Annem benimle alışverişi bırak hiçbir yere gelmezdi bu kadın ise tam tamına üç saattir başımdan bir yere ayrılmamış bana yardımcı oluyordu. Hem de isteyerek.

Gene de annemi düşünmem moralimi bozmuştu. Alışkındım ama ben bunlara.

"Kesinlikle bunu almalısın."

diyerek önündeki elbiseyi gösterdi. Elbise yere kadar uzanıyordu koyu bir maviydi ve göğüs haricindeki dekoltesi bel kısmındaki taşla işlenmiş kesik bölümlerdi, elbise sade ve şıktı. Göğüs kısmında taşla işlemeler vardı ve yukardan başlayıp göğüs bitene kadar yarık devam ediyordu. Işte tek çekincem gece için uygun olup olmayacağıydı. Gene de sırf o kadın için bunu almayı kabul ettim. Paket yaptırıp eve göndereceğini söyledi ve ücret bile almadı. Ne kadar ısrar etsem de bunu hediye olarak görmemi almazsam çok kırılacağını da belirttikten sonra mecbur kalmıştım. Ayrılırken beni kucaklamış ve yine beklediğini söylemişti. Sırf bu kadın için tekrar gelecektim buraya. O çok iyi biriydi gerçekten.

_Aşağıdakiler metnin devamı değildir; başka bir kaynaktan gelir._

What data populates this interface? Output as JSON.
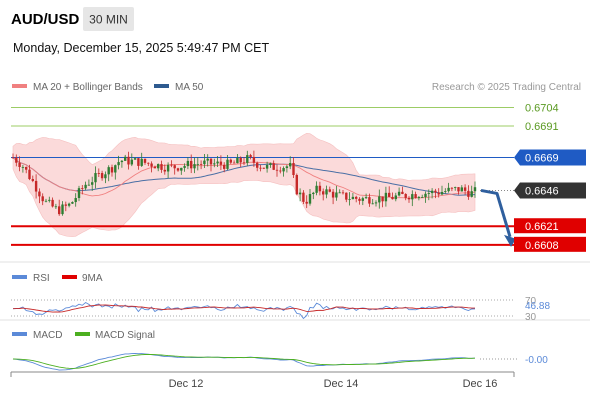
{
  "header": {
    "symbol": "AUD/USD",
    "timeframe": "30 MIN",
    "datetime": "Monday, December 15, 2025 5:49:47 PM CET"
  },
  "legend": {
    "ma20_label": "MA 20 + Bollinger Bands",
    "ma50_label": "MA 50",
    "credit": "Research © 2025 Trading Central",
    "rsi_label": "RSI",
    "rsi_ma_label": "9MA",
    "macd_label": "MACD",
    "macd_signal_label": "MACD Signal"
  },
  "colors": {
    "bull": "#2e7d32",
    "bear": "#c62828",
    "bollinger_fill": "#fbdada",
    "ma20": "#f08080",
    "ma50": "#4a6fa5",
    "resistance": "#9ccc65",
    "support": "#e00000",
    "pivot": "#1f5bc4",
    "arrow": "#2f5f9e",
    "current": "#333333"
  },
  "chart_data": {
    "type": "candlestick",
    "instrument": "AUD/USD",
    "timeframe": "30 MIN",
    "y_range": [
      0.6596,
      0.6712
    ],
    "x_labels": [
      "Dec 12",
      "Dec 14",
      "Dec 16"
    ],
    "levels": [
      {
        "value": 0.6704,
        "label": "0.6704",
        "kind": "resistance"
      },
      {
        "value": 0.6691,
        "label": "0.6691",
        "kind": "resistance"
      },
      {
        "value": 0.6669,
        "label": "0.6669",
        "kind": "pivot"
      },
      {
        "value": 0.6646,
        "label": "0.6646",
        "kind": "current"
      },
      {
        "value": 0.6621,
        "label": "0.6621",
        "kind": "support"
      },
      {
        "value": 0.6608,
        "label": "0.6608",
        "kind": "support"
      }
    ],
    "target_arrow": {
      "from": 0.6646,
      "to": 0.6608
    },
    "rsi": {
      "levels": [
        {
          "value": 70,
          "label": "70"
        },
        {
          "value": 30,
          "label": "30"
        }
      ],
      "current": 46.88,
      "current_label": "46.88"
    },
    "macd": {
      "current": 0.0,
      "current_label": "-0.00"
    }
  }
}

Mağazadan çıktıktan sonra dalgın adımlarla karşıya geçtim. Bu sefer bir şey olmamıştı gene de yollar ıslaktı ve anladığım kadarıyla yağmur yağmıştı. Nefret ediyordum bundan.

Yağmurdan.

sonunda arabamı park ettiğim yere geldiğimde gözlerim kocaman açıldı.

Arabam yoktu.

Yerinde de park etmiş farklı bir araba duruyordu ve içindeki adam inmek için hamle yaptı.

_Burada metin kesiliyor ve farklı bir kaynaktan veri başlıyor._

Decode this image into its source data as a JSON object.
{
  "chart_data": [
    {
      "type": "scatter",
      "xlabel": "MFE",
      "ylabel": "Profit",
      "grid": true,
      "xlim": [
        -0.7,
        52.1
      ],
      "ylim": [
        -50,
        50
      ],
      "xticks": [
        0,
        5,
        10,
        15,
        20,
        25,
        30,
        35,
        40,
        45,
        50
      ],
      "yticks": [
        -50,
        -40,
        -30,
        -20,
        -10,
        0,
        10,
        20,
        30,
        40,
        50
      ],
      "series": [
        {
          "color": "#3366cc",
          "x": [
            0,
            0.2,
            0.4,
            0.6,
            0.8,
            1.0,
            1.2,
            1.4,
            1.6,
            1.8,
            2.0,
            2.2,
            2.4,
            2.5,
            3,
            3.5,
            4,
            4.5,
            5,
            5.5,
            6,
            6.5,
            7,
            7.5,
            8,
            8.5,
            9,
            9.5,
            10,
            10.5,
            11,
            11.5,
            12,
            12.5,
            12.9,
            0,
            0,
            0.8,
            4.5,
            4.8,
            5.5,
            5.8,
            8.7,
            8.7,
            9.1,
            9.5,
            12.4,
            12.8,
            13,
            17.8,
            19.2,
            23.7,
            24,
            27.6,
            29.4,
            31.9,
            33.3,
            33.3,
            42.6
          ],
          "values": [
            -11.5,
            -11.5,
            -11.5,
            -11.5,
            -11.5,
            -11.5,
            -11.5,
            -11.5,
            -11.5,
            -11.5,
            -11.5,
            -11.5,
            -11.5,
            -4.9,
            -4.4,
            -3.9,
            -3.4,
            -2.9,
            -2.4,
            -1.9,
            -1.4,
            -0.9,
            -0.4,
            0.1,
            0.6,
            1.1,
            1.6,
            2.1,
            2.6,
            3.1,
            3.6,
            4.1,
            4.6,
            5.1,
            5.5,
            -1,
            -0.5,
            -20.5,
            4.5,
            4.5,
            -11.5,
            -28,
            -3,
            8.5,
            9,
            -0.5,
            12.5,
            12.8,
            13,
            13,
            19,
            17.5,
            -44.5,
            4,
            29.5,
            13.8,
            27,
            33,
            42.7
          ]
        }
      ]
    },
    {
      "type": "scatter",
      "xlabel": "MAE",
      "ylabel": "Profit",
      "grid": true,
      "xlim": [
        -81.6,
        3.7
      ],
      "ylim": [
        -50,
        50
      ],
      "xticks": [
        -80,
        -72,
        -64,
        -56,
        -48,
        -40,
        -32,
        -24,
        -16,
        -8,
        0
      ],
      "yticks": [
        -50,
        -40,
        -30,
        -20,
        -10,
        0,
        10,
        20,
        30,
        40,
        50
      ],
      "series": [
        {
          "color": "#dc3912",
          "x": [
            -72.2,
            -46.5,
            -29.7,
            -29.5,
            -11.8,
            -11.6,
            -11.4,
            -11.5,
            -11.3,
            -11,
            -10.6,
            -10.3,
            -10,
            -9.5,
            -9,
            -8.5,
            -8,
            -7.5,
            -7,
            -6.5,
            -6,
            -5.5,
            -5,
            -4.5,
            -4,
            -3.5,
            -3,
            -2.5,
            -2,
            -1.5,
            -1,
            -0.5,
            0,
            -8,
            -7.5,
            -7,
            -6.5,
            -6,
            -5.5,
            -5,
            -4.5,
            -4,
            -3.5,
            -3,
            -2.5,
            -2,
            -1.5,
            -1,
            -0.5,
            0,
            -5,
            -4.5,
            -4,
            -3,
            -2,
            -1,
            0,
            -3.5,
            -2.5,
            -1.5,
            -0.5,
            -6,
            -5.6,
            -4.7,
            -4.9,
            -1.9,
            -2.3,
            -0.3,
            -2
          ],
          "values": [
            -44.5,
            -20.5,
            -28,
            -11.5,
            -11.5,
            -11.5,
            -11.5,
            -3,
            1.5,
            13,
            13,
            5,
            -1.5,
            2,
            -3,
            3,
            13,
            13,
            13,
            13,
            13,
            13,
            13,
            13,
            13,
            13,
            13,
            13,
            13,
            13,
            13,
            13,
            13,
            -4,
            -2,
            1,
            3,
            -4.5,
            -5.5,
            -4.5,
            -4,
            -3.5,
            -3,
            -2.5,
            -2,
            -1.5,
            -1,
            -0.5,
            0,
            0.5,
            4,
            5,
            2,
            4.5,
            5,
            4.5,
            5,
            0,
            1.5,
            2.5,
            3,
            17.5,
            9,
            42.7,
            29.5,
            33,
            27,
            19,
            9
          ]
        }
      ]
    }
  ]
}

Filmlerdeki gibi önce ayakkabısı görüldü. Cilalı gibi parlak bir ayakkabı sonra ütülü, jilet gibi pantolonu ve sonra da gömleğiyle birlikte gevşetilmiş kravatı.

Baştan aşağıya zenginlik kokuyordu ve ben bu durumdan nefret ettim.

Sonunda yüzünü bana çevirdiğinde aniden gelen tanıdıklık hissiyle sarsıldım.

Bu yeşil gözleri daha önceden gördüğüme yemin edebilirdim.